= Glossary of international relations terms =

This is a list of terms related to the study of international relations. Many of these terms are also used in the study of sociology and game theory.

==A==
===Alliance===

An alliance is an agreement between two or more states to pursue shared interests, typically involving military assistance.

===Anarchy===

A condition of not having an authority who can enforce rules on all actors. The International System in the 21st century is usually considered an Anarchy.

==B==
===Buck Passing===

Buck Passing refers to the tendency of states to refuse to address a growing threat in the hopes that another state will.

===Bipolarity===

The state of having two superpowers in the international system. For example, the US and the USSR during the Cold War.

==C==
===Chain ganging===

A group of alliances which require all members to declare war against the attacking party. The system of alliances which led to World War I through the Balkan Powder Keg are an example.

===Chicken game===

A chicken game is a situation where two states engage in brinkmanship even though the ideal solution is for one state to yield to the other. For example, the United States and the USSR risked global nuclear war to protect relatively minor strategic interests during the Cuban Missile Crisis.

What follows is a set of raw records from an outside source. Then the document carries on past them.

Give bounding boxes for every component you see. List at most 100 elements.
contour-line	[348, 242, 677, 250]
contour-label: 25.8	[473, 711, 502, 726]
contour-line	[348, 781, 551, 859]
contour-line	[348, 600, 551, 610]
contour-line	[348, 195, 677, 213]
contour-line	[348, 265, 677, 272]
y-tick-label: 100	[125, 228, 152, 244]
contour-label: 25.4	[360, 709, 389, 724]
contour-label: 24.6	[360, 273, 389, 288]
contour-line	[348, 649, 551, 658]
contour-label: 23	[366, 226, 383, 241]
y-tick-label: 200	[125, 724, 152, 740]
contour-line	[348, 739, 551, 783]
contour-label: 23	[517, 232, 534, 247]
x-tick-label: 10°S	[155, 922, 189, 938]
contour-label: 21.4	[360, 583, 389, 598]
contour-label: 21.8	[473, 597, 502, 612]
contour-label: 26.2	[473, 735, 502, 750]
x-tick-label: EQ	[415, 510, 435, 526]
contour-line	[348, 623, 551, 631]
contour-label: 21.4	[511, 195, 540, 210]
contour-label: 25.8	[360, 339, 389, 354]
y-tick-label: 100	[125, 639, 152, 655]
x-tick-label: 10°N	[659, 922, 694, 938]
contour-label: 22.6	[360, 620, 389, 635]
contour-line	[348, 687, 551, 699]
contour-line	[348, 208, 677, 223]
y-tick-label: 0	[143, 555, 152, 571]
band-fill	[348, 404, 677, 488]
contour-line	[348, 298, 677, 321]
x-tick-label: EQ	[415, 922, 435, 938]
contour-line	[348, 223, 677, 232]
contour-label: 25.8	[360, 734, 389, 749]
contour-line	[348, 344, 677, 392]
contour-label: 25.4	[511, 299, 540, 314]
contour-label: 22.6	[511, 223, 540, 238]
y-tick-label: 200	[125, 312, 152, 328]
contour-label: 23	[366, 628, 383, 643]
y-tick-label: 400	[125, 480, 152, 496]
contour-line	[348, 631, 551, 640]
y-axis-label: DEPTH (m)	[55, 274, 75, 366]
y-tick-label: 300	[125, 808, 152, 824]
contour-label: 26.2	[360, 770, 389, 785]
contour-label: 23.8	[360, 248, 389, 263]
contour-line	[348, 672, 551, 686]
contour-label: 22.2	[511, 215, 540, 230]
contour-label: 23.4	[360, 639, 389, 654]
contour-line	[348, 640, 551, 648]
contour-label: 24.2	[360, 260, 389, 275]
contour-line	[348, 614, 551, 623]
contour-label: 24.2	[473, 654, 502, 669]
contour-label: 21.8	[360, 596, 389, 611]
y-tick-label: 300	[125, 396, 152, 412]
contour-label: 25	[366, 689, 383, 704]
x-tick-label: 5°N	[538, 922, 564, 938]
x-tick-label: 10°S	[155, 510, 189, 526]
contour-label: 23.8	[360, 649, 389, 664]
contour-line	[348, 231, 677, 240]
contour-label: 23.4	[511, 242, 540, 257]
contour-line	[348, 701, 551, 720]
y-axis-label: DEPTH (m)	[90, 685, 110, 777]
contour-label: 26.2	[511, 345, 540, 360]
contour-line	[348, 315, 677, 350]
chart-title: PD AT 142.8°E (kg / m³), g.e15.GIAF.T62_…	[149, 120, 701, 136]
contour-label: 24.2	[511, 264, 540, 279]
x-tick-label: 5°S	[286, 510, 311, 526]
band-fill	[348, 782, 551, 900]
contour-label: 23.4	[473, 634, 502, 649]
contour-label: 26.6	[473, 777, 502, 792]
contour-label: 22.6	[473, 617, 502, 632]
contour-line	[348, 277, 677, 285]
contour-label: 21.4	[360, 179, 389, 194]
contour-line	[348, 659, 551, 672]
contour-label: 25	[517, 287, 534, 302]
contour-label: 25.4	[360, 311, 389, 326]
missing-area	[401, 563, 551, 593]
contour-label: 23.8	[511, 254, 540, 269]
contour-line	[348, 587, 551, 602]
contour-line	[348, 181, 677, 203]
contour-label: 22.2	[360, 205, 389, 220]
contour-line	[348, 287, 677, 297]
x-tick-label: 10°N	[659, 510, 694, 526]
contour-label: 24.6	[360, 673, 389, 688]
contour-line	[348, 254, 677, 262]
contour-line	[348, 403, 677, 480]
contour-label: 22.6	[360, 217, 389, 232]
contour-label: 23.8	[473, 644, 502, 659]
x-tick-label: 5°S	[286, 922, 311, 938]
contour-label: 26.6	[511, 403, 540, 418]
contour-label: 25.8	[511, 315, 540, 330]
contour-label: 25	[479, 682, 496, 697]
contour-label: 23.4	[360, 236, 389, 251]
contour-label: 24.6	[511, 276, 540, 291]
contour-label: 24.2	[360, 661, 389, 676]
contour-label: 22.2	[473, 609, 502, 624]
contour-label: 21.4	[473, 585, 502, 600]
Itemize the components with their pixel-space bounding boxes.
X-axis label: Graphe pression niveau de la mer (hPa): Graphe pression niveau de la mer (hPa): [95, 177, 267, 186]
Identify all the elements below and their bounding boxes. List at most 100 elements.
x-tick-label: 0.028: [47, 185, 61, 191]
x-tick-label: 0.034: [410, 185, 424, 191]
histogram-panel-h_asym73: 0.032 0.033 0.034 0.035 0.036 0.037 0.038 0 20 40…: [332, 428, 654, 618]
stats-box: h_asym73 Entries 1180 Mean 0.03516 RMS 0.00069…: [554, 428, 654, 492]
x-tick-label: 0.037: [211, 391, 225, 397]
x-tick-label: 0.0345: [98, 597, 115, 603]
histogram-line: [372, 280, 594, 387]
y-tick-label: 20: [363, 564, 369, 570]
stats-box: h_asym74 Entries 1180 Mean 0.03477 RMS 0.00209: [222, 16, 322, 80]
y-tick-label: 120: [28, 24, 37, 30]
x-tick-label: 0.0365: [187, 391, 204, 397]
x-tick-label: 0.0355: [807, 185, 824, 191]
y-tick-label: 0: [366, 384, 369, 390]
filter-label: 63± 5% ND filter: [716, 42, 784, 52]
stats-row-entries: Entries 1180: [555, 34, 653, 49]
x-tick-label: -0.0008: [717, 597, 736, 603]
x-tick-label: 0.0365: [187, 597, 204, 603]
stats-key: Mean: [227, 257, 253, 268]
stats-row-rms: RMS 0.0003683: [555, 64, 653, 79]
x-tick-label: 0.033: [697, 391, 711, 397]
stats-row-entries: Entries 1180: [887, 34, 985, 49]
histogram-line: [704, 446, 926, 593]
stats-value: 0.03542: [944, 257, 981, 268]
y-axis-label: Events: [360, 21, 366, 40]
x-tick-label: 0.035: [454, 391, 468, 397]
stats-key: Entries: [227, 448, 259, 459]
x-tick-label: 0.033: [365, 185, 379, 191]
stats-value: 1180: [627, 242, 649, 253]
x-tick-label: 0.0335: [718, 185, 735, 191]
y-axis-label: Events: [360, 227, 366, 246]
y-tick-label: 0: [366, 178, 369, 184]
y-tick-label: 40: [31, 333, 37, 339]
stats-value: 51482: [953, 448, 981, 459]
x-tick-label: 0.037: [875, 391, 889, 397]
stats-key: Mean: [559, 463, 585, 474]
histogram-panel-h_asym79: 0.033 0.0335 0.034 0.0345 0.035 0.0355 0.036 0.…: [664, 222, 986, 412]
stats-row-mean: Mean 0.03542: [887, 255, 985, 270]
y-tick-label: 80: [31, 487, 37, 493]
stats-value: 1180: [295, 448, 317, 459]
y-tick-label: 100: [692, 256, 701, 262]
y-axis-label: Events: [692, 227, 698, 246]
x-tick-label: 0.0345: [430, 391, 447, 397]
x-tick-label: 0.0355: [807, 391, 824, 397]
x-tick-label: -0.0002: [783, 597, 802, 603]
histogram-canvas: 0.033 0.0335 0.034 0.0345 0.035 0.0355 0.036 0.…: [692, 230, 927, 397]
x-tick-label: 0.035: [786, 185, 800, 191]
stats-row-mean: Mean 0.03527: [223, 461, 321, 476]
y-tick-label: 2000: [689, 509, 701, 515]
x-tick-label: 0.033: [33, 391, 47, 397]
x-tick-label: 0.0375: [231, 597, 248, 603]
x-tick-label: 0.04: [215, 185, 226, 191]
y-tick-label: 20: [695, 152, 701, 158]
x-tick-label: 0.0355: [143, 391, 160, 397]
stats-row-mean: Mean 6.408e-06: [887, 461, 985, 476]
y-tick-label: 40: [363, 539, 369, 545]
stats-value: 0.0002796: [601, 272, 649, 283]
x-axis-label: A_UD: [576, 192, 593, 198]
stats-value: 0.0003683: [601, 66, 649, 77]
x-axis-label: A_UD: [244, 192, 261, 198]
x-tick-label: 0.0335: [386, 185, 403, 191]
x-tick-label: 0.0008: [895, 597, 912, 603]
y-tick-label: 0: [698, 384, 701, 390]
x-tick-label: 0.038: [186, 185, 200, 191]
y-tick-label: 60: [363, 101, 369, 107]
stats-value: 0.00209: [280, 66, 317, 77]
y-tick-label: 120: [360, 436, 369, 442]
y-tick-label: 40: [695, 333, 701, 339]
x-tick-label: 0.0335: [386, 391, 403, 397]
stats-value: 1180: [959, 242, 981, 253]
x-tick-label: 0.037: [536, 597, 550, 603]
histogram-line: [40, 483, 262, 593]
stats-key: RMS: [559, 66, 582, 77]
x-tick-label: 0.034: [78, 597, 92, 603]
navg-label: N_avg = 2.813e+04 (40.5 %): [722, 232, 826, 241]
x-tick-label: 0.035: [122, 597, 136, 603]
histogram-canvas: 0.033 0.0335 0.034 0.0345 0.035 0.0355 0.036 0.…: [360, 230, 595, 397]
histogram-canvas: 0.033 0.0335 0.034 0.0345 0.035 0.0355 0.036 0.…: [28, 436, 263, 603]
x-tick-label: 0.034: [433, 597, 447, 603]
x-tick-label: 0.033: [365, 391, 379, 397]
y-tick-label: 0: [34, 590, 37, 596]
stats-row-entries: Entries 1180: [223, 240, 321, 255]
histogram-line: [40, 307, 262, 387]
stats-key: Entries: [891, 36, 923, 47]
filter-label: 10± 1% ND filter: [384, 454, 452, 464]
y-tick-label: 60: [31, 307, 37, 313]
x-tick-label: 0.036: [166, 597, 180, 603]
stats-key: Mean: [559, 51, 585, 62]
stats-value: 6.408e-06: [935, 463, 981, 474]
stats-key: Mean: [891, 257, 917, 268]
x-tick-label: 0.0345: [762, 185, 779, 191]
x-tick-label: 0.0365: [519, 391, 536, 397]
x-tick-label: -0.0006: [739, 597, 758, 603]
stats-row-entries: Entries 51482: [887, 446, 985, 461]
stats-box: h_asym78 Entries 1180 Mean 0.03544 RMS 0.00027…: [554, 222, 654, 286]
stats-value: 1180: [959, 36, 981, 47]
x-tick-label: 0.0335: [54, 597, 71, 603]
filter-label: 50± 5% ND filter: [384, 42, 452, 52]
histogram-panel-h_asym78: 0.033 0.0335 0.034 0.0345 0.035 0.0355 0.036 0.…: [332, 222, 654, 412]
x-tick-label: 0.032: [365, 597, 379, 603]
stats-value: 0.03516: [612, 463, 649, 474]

===Collective Action Problem===

A situation where uncoordinated actions of each state will not result in the best outcome for any state.

===Convention===
An international agreement or treaty between three or more parties.

==D==

===Democratic peace theory===

The theory that democratic states will normally not engage in war with each other.

===Diplomacy===

International negotiations usually conducted through diplomatic missions, the minister of foreign affairs, or the head of state.

==I==
===International law===

A set of rules considered binding on the international community. Not considered true law by many theorists.

==M==
===model===

The condition of having three or more super powers in the international system. For example, Europe before World War I

==P==
===Prisoner's dilemma===

a Prisoner's dilemma is a situation where two states act in seemingly irrational ways due to their inability to make binding promises in the international system. For example, two rivals states might built up their respective military's even if neither wants to invade the other.

==R==
===Realism===

International Relations theory based on the premise that states will act rationally to maximize their power which inevitably leads to conflict.

===Regionalism===

The expression of a common sense of identity and purpose combined with the creation and implementation of institutions that express a particular identity and shape collective action within a geographical region.

==S==

===Sanctions===

When states prohibit their citizens from trading with or traveling to a target country in order to punish it or deter it without the use of military force.

===Security Dilemma===

A situation in international relations where a states decision to increase its security by expanding its military causes other states to do the same to protect their security interests creating a vicious cycle.

===Sovereignty===

The idea that states have the right to control what occurs within their borders.

===Status quo state===

A state that seeks to maintain the status quo the international system, in contrast to a revisionist state. For example, the United States in the contemporary international system.